A/B testing has some downfalls, including:
- A/B testing requires you to create products or services that are available to the public. You won’t learn if something works or not until very late in the product or service development process. By then, you have invested time, money, and resources in live code, physical products, or personal services.
- A/B testing doesn’t tell us why something is better or worse. Something we’re measuring happened more or less often. Why? We claim that we A/B test to learn, but what did we learn? We don’t know more about what users need, so we don’t know what a significantly better design would look like. It’s FailureSquared™: failure to learn from failure.
- A/B testing can’t tell you what to design or build. We learned that something happened more or less frequently, but what should we change? What should remain unchanged because it’s working? A/B testing isn’t a design or problem-solving technique.
Strategic and streamlined A/B testing.
The best way to have more successful A/B tests is to have higher quality standards for B. Your customers have higher standards and expectations. Don’t disappoint them.
Evaluative research techniques can tell us long before an A/B test if B is likely to succeed.
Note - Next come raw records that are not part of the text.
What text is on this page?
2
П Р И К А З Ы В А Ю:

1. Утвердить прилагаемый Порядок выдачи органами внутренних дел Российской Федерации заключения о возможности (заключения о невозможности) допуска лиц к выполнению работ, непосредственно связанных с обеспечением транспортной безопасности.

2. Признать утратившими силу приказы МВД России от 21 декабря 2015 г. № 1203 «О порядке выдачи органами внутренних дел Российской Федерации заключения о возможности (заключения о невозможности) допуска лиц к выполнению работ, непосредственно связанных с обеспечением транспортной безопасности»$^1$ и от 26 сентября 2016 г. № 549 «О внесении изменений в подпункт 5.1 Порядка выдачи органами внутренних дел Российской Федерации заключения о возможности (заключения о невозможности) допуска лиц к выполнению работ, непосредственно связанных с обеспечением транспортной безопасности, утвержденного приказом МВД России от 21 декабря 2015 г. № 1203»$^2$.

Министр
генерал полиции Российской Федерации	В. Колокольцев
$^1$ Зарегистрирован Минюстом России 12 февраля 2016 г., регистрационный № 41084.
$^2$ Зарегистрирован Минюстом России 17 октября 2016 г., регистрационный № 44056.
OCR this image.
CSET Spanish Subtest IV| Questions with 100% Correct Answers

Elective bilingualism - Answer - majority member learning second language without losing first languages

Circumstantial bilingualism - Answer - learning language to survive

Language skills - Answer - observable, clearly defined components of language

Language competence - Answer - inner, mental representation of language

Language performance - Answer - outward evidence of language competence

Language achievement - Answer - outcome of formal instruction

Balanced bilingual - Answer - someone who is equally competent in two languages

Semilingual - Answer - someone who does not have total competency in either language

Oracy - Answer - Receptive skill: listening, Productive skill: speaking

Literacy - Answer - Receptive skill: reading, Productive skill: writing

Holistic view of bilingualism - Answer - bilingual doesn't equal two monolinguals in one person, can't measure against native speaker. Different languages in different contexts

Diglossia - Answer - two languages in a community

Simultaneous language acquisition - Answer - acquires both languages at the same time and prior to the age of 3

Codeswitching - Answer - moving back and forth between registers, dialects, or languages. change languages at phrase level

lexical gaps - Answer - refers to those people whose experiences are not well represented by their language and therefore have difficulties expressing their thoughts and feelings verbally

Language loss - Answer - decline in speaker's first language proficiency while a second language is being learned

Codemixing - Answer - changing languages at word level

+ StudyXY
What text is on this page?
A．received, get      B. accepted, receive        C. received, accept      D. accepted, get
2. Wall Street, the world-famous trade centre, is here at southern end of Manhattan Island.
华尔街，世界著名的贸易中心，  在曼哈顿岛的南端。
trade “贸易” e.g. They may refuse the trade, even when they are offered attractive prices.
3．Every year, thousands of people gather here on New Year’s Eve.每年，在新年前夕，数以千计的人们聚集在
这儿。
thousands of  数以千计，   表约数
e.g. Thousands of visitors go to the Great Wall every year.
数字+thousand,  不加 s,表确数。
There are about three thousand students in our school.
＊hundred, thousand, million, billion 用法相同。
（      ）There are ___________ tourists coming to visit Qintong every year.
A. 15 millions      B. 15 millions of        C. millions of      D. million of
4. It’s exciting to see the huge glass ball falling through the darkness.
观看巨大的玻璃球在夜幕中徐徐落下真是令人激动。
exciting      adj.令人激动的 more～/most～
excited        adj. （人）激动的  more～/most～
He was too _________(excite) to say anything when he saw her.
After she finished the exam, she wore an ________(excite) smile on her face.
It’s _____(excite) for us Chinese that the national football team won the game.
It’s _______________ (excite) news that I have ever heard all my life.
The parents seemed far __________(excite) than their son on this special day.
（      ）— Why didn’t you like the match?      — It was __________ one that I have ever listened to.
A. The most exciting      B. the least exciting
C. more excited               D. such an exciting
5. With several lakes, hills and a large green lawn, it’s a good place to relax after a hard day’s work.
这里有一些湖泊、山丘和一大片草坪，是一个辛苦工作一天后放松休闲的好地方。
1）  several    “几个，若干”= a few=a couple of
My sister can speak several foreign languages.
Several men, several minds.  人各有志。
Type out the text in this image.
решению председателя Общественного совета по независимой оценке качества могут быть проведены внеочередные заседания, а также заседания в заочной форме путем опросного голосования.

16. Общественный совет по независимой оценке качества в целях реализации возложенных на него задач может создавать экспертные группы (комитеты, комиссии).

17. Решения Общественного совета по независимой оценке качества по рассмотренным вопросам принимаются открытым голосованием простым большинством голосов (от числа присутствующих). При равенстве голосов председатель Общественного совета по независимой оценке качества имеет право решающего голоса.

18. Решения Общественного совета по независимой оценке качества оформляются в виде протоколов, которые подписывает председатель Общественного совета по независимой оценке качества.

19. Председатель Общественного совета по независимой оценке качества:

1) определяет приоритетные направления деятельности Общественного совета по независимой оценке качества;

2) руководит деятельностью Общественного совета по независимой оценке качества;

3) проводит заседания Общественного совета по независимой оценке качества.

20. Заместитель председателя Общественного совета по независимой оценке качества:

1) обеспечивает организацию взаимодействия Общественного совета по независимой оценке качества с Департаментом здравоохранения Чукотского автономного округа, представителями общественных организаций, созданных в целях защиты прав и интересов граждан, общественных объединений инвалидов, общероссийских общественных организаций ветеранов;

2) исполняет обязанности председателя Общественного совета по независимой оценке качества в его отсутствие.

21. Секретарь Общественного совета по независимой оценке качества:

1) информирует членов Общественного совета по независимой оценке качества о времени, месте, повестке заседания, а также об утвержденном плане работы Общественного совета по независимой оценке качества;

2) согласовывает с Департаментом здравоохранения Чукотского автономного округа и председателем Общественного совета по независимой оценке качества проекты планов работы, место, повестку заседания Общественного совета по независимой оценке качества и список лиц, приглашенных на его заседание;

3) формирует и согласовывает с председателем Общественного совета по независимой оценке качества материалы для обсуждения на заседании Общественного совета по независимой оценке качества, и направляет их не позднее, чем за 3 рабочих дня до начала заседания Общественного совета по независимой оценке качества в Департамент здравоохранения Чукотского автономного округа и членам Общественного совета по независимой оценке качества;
We learn all of this while B is still a concept or prototype. Failures are behind the scenes rather than being public releases competitors, investors, and the public sees… while paying customers are treated like laboratory rats.
Evaluative research tells you weeks or months before an A/B test whether B is worth building at all. That’s time, money, and dev cycles back in your pocket.
It’s also a more efficient path for innovation. You can’t A/B test your way to innovation. If you want fresh, new ideas that become competitive advantages, helping you leap over the competition, cycles of small experiments are unlikely to get us there.